Inzwischen hatte sie gebadet – welch eine Wohltat, in den heißen Zuber zu steigen! – und tränkte zum zweiten Mal seither das Leintuch in der Paste aus zerstoßenem Weihrauch und Milch, um es sich auf die andere Brust zu legen. Das linderte die vom Stillen rot geschwollenen Brustwarzen, Mutter hatte es zusammengerührt, während sie im Zuber saß. Das Tuch musste nun trocknen, sie würde den Vorgang wiederholen, um eine gute Wirkung zu erzielen. Sie schnürte ihr Hemd lose zu und zog die wollene Decke enger um sich. Es war nicht kalt in der Stube. Herr Zahn hatte mit Michel zusammen Feuer entfacht und tüchtig eingeheizt, ehe auch er noch einmal in die Kanzlei aufgebrochen war, hatte Mutter erzählt, doch mit dem feuchten Tuch auf der Brust und müde, wie sie war, fröstelte sie leicht.
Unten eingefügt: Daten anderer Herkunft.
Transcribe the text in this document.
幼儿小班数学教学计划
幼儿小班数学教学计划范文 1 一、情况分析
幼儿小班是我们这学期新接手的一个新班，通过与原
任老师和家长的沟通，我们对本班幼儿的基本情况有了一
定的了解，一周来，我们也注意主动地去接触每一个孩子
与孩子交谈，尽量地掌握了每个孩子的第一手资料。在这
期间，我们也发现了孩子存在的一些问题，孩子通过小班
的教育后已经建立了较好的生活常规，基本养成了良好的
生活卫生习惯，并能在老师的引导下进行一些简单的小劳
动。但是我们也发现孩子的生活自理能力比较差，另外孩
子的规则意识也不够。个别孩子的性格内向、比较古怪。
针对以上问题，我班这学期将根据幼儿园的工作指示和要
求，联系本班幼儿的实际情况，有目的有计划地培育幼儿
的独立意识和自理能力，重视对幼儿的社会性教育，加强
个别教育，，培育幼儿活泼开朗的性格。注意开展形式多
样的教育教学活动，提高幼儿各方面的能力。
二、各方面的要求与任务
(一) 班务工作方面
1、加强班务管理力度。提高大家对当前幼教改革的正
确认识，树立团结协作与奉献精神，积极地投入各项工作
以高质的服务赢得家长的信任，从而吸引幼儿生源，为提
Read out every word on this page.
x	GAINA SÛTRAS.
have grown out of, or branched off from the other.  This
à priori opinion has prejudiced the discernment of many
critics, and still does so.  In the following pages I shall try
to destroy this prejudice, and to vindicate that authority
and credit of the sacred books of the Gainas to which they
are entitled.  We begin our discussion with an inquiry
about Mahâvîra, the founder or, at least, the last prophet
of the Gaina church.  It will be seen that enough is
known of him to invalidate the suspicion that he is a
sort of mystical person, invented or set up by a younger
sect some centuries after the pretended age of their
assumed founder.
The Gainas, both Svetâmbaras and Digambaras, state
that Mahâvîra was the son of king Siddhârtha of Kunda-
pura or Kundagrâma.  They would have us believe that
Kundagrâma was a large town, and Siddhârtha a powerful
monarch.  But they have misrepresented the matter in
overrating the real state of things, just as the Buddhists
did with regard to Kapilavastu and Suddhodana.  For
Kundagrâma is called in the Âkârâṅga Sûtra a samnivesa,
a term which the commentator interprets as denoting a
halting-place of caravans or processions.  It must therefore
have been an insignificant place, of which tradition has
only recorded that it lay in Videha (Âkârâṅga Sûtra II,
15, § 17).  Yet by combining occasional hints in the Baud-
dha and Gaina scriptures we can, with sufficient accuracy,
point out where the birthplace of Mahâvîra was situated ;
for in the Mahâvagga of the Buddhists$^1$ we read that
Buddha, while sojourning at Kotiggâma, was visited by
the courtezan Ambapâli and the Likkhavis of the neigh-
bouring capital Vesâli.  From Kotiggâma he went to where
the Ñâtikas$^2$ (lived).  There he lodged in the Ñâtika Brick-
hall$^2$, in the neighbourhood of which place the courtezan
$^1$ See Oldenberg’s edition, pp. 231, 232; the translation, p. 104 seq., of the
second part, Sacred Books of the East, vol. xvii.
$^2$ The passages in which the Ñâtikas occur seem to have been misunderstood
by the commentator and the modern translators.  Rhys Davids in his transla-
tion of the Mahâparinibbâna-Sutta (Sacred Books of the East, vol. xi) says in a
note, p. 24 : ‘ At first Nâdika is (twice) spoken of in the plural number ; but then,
Hedwig sagte: „Ihn damit allein zu lassen, wäre nicht recht gewesen.“ Sie dachte daran, wie sie ihn in der Hütte angebettelt hatte,
sie
nicht allein zu lassen. Da hatte sie noch nicht einmal seinen Namen gewusst. Wie lange war das her! Es schien ihr viel länger als die vier Tage, die seither tatsächlich vergangen waren.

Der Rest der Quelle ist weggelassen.